This one should make any 2nd Amendment supporter angry. An Ohio man was denied when he tried to renew his concealed carry permit.
Lamont Gist attempted to renew his permit just outside of Cleveland at a sheriff’s office. When the staff told him he was being rejected, he began recording the conversation because he felt the denial was unfair.
“I got my social; I got both my IDs right here, how can you not establish my identity? You’re not explaining to me why,” he said.
Gist told Cleveland 19 that he “originally got his CCW in 2016 after a man robbed and shot him near St. Clair and East 112th street.”
“I just know I was in the wrong place at the wrong time, and luckily I made it out alive,” he said, noting that he still has one of the bullets in his body.
”I never carried a gun before I got shot,” Gist said. “The CCW is for my protection and nothing else. I’m not out here being a violent person.”
The deputies denied his renewal because he appeared in a rap video with his brother.
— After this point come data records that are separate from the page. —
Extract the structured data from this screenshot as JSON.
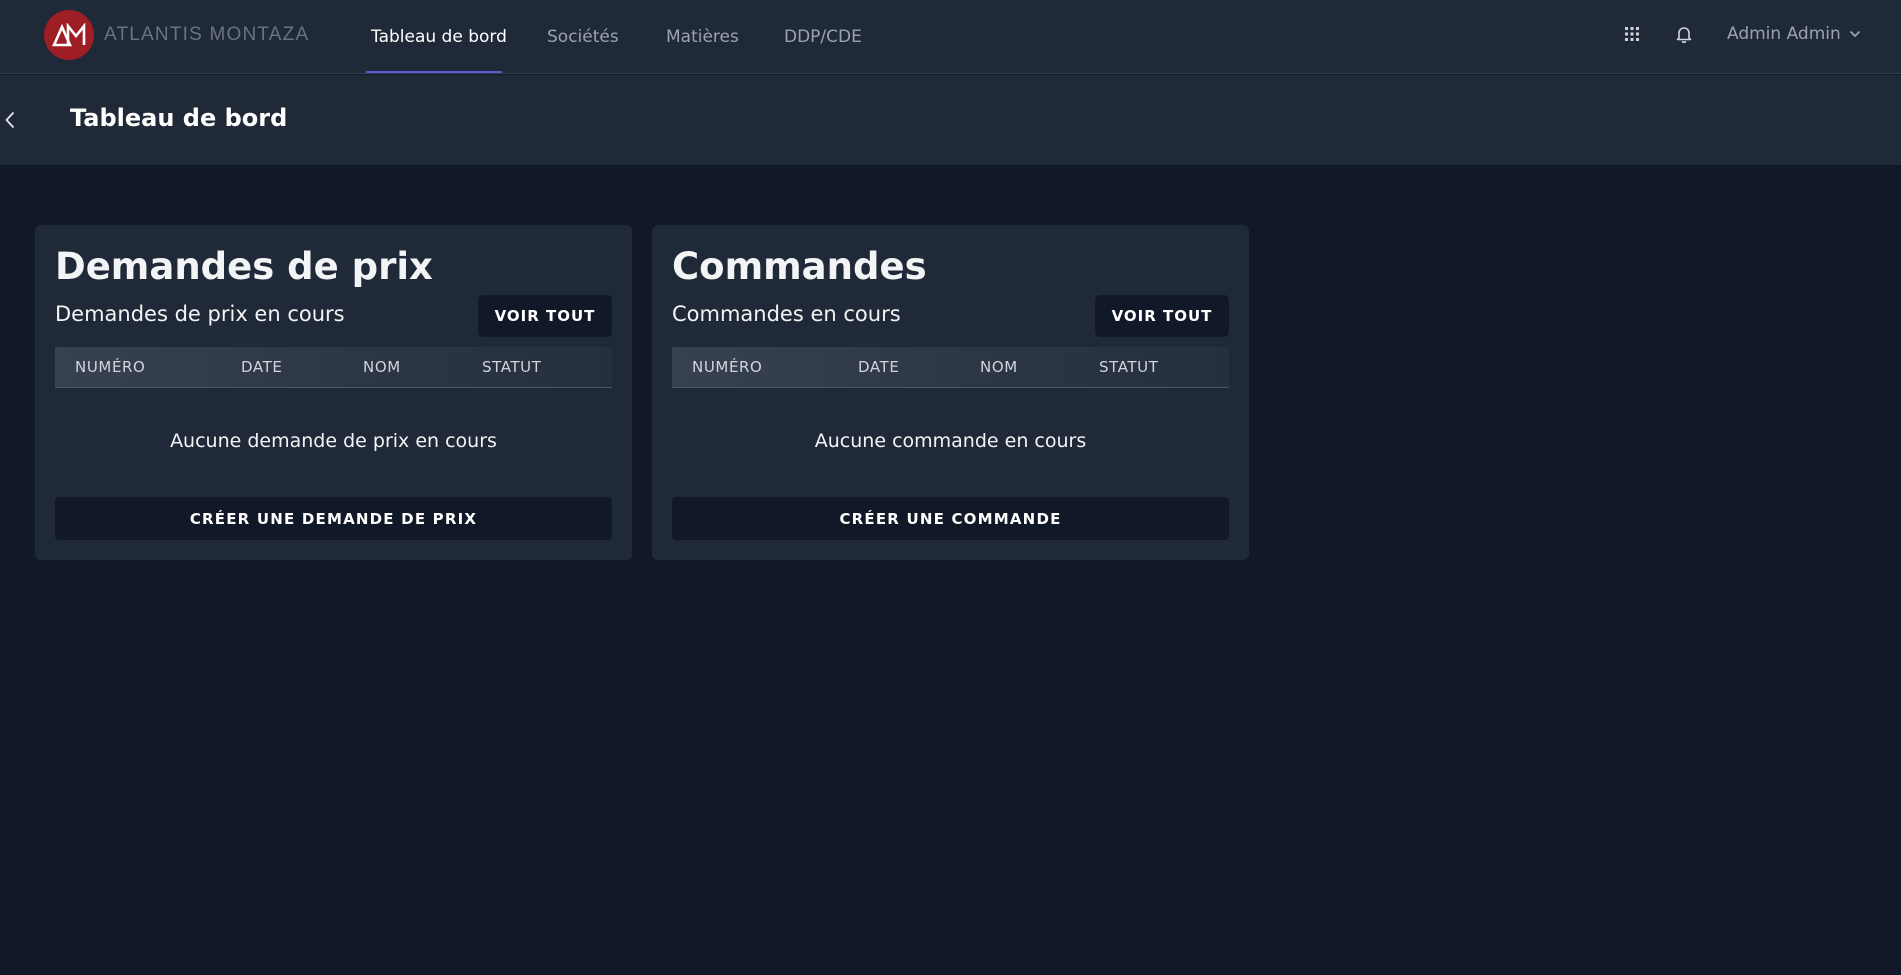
{
  "app": {
    "logo_text": "ATLANTIS MONTAZA",
    "brand_color": "#9f1d24"
  },
  "nav": {
    "tabs": [
      {
        "label": "Tableau de bord",
        "active": true
      },
      {
        "label": "Sociétés",
        "active": false
      },
      {
        "label": "Matières",
        "active": false
      },
      {
        "label": "DDP/CDE",
        "active": false
      }
    ],
    "apps_icon": "grid-icon",
    "notifications_icon": "bell-icon",
    "user_label": "Admin Admin",
    "accent_color": "#5b5bd6"
  },
  "header": {
    "back_icon": "chevron-left-icon",
    "title": "Tableau de bord"
  },
  "cards": {
    "quotes": {
      "title": "Demandes de prix",
      "subtitle": "Demandes de prix en cours",
      "view_all_label": "VOIR TOUT",
      "columns": [
        "NUMÉRO",
        "DATE",
        "NOM",
        "STATUT"
      ],
      "empty_text": "Aucune demande de prix en cours",
      "create_label": "CRÉER UNE DEMANDE DE PRIX"
    },
    "orders": {
      "title": "Commandes",
      "subtitle": "Commandes en cours",
      "view_all_label": "VOIR TOUT",
      "columns": [
        "NUMÉRO",
        "DATE",
        "NOM",
        "STATUT"
      ],
      "empty_text": "Aucune commande en cours",
      "create_label": "CRÉER UNE COMMANDE"
    }
  }
}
One of the officials held up a picture from the video, which was uploaded to YouTube in 2018.
“What does that have to do with my CCW?” Gist asked. He told Cleveland 19 that he works full-time as an Amazon delivery driver and writes hip-hop music with his brother.
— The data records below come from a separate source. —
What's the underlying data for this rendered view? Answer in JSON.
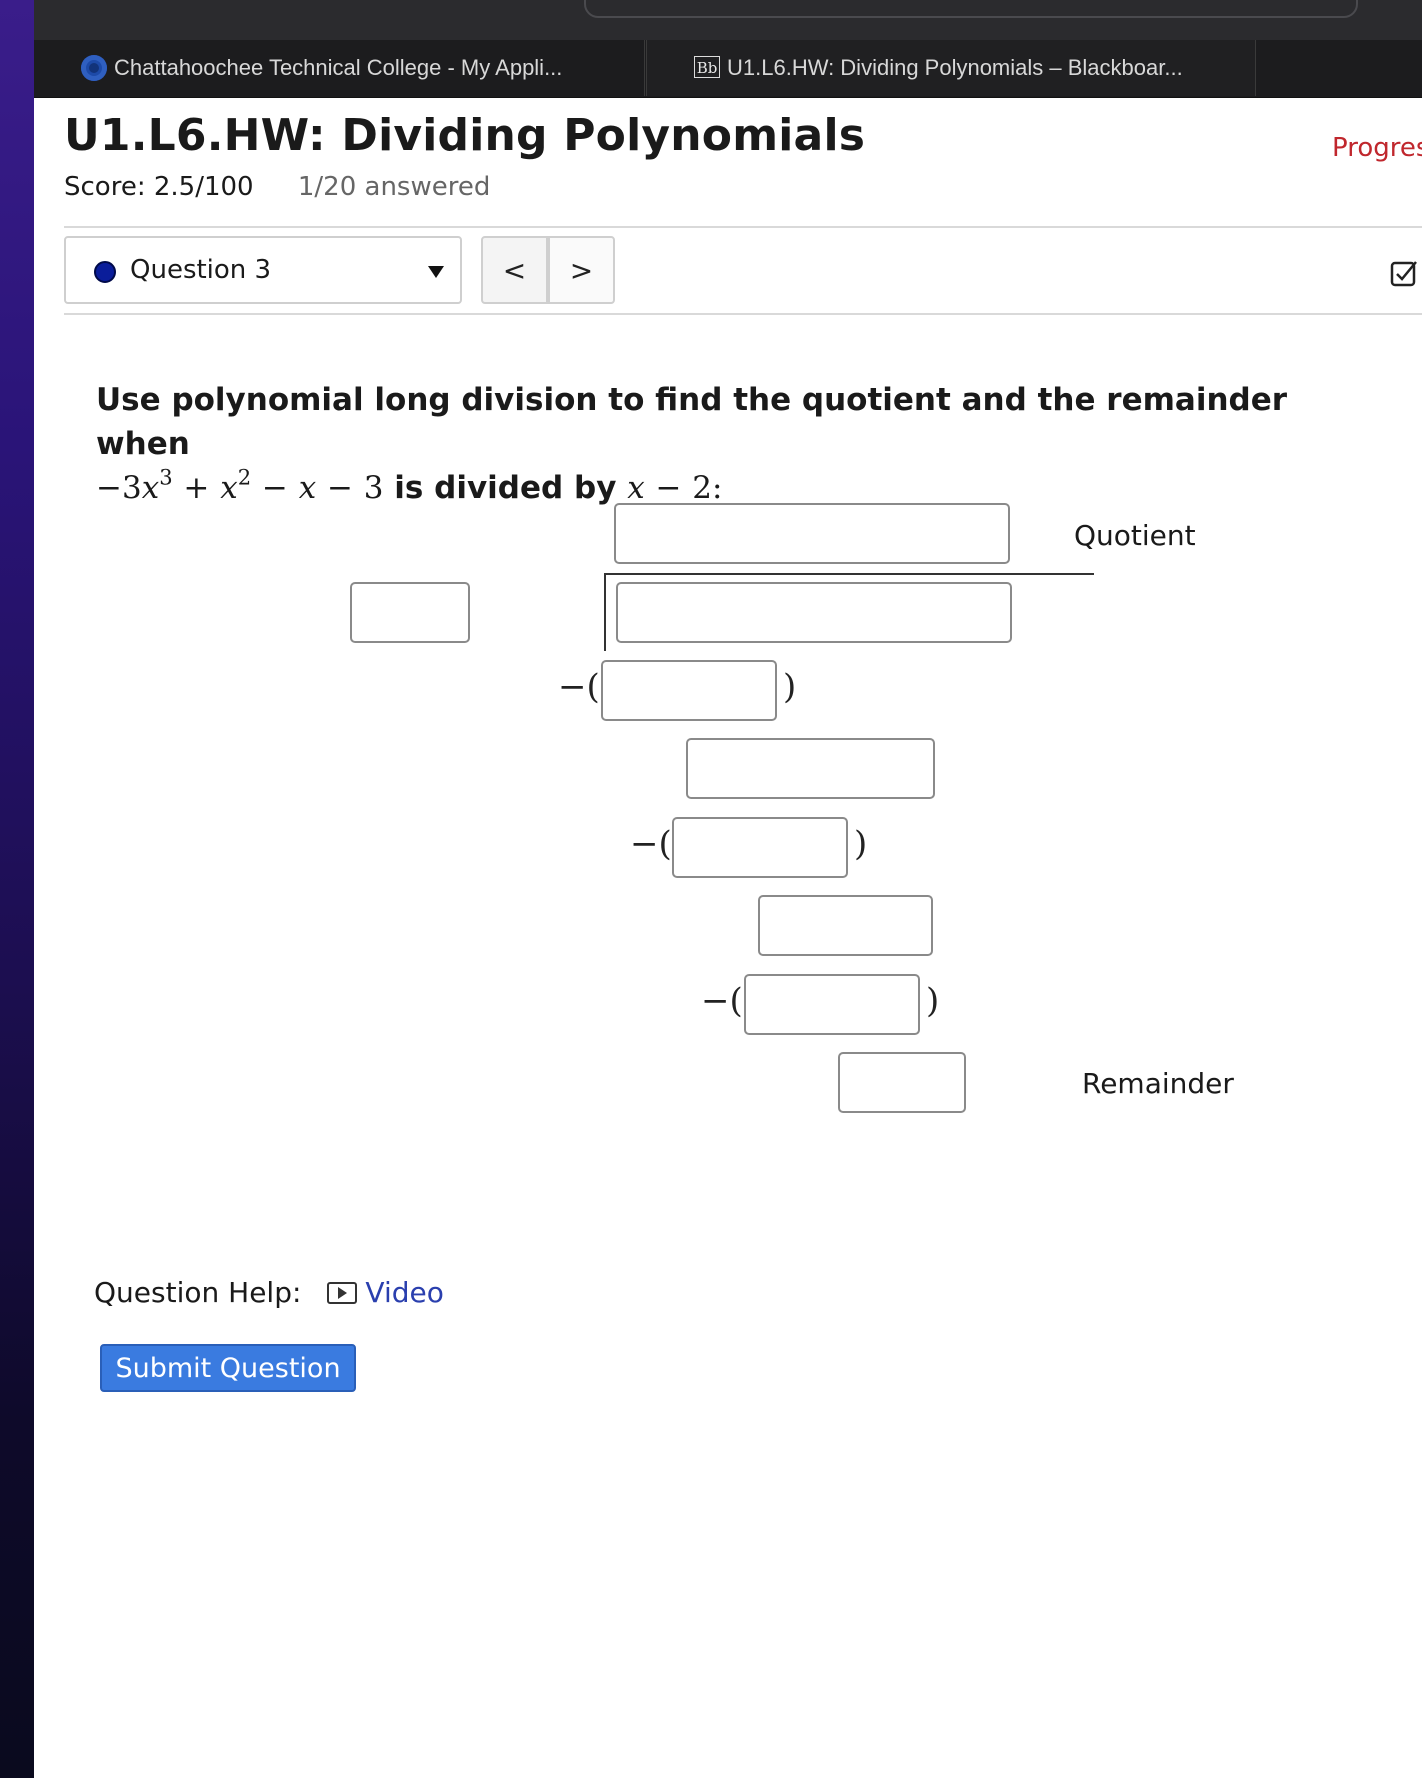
{
  "browser": {
    "tabs": [
      {
        "label": "Chattahoochee Technical College - My Appli..."
      },
      {
        "icon_text": "Bb",
        "label": "U1.L6.HW: Dividing Polynomials – Blackboar..."
      }
    ]
  },
  "header": {
    "title": "U1.L6.HW: Dividing Polynomials",
    "progress_link": "Progres",
    "score": "Score: 2.5/100",
    "answered": "1/20 answered"
  },
  "question_nav": {
    "selected": "Question 3",
    "prev_icon": "<",
    "next_icon": ">"
  },
  "question": {
    "prompt_line1": "Use polynomial long division to find the quotient and the remainder when",
    "expression": {
      "neg": "−",
      "coef": "3",
      "var": "x",
      "exp3": "3",
      "plus": "+",
      "exp2": "2",
      "minus1": "−",
      "minus2": "−",
      "const": "3",
      "is_divided_by": "is divided by",
      "divisor_var": "x",
      "divisor_minus": "−",
      "divisor_const": "2:"
    },
    "quotient_label": "Quotient",
    "remainder_label": "Remainder",
    "subtract_prefix": "−(",
    "subtract_suffix": ")"
  },
  "help": {
    "label": "Question Help:",
    "video_link": "Video"
  },
  "submit_label": "Submit Question",
  "colors": {
    "accent": "#3a7be0",
    "progress": "#c0272d",
    "status_dot": "#0a1d9a",
    "link": "#2a3fae"
  }
}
The deputy responded, “a picture says a thousand words.”
In the video, Gist and his brother are sitting at a table with what appears to be marijuana and tequila. “I told them I’m a Cleveland rapper. I told them it was props in the video,” Gist said.
He explained that he and his brother made the video after he was shot because many of the problems that face people in the city result from drugs and alcohol.
“Drugs and alcohol starts a lot of problems, period. And, that’s what the video was about. Cleveland is heartless,” Gist said.
When you watch the video, it is clear that Gist and his brother are rapping about the “needless killing and robbing” and other problems that black Americans face in their communities. The rappers were not glorifying these realities.
The sheriff’s office sent a written statement to Cleveland 19 in which they explained: “Based on this image and the presence of what appears to be an illicit substance as well as the presence of a wanted felon in the same image, Sherriff Zuchowski decided to deny the issuance of a CCW permit.”
Cleveland 19 noted: “According to the ACLU, provocative and controversial entertainment such as a music video, should be protected as free speech under the First Amendment.”
This seems to suggest that even if the props in Gist’s video were real, it would not justify denying him a permit. However, it appears that sheriffs have the authority to make this decision despite the constitutionality of their judgment.
Buckeye Firearms Association Board President Jim Irvine said, “Yes. the sheriff is entitled to use discretion to deny a license, but he must explain why he denied the license.”
He also stated that law enforcement officials can dig into one’s social media during a background check. “But, there are only a few reasons law enforcement could deny someone a CCW. Drug and alcohol addiction is one of them, but addiction can be extremely hard to prove, especially through a video,” according to Cleveland 19.
“Is that really tequila in the bottle or is it water in the bottle? I don’t know. I can’t tell from a video,” Irvine said. “There would have to be an investigation and bottom line, you’re not going to be able to tell what was on a table in a video three years ago. So, if you can’t say this is a prohibited activity, why the denial? There’s got to be something else there for the sheriff to deny it.”
Irvine affirmed that Gist could force the issue by suing Portage County. But instead, Gist went to a different county to get his renewal. He said the process was much different. “It was a 10-minute process there. She scanned my ID, fingerprinted me, took my money and my application and said she was going to call me when my id was ready,” he said.
Irvine stated that the difference in Gist’s treatment could be because “you have 88 counties in Ohio and 88 sheriffs and they all do different things.”
Philip Smith, head of the National African American Gun Rights Association, said: “I think there’s some issues that may be internally wrong in their process.”
He also indicated that he believed this may not exactly be an isolated incident. “I think it’s not even debatable that [black men] are denied at a higher rate,” he said.
Still, he acknowledged there is no data on this trend because CCW information is not made public.
Gist pointed out: “I have no priors, no warrants, so it shouldn’t stop me from getting a CCW.”
“There’s all kinds of pieces here that don’t add up and don’t make sense,” Irvine said. “I would love to know what the whole story is.”
Despite being able to get his renewal at another county, Gist plans to take legal action against the Portage County Sheriff’s Department.